2020-02-26 16:48:43

by Prarit Bhargava

[permalink] [raw]
Subject: [PATCH] x86/tsc: Add kernel options to disable CPUID and MSR calibrations

I have had to debug a few unstable x86 systems that required me to block
the CPUID and MSR calibrations and only use the PIT calibration. After
blocking the calibrations I was able to debug and find bugs in firmware
that were eventually fixed and resulted in stable systems.
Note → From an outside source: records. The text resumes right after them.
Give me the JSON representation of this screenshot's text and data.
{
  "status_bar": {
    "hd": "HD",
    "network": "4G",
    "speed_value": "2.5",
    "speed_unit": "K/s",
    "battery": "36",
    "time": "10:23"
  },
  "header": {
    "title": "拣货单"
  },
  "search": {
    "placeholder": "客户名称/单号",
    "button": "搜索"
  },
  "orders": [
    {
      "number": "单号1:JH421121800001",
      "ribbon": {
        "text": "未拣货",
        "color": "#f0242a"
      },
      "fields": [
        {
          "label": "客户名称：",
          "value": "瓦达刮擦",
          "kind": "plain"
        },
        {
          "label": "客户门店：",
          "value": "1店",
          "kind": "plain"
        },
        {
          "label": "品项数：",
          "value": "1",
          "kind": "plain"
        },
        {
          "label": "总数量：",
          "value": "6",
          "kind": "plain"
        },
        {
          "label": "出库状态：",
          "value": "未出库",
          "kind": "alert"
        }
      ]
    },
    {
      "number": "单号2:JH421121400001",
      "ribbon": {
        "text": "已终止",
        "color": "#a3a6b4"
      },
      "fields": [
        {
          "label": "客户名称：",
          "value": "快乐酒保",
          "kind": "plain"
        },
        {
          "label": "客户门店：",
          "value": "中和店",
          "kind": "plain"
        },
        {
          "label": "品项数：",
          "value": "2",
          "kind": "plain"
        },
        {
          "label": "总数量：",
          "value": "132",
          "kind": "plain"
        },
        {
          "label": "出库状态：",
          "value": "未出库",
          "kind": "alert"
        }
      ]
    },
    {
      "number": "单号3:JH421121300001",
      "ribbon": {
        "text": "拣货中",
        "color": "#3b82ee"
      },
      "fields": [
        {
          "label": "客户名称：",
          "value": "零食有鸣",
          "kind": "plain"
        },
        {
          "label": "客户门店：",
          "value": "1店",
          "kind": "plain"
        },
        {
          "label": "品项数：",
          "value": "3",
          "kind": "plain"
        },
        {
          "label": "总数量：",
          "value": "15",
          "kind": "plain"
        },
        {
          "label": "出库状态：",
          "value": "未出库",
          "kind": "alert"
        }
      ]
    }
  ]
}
Patrick Geary also posted a similar patch (see link below) that would have
allowed him to boot overclocked CPUs by skipping the CPUID calibration
which resulted in unstable boots due to timing issues.

Add kernel options to disable the CPUID and MSR calibrations.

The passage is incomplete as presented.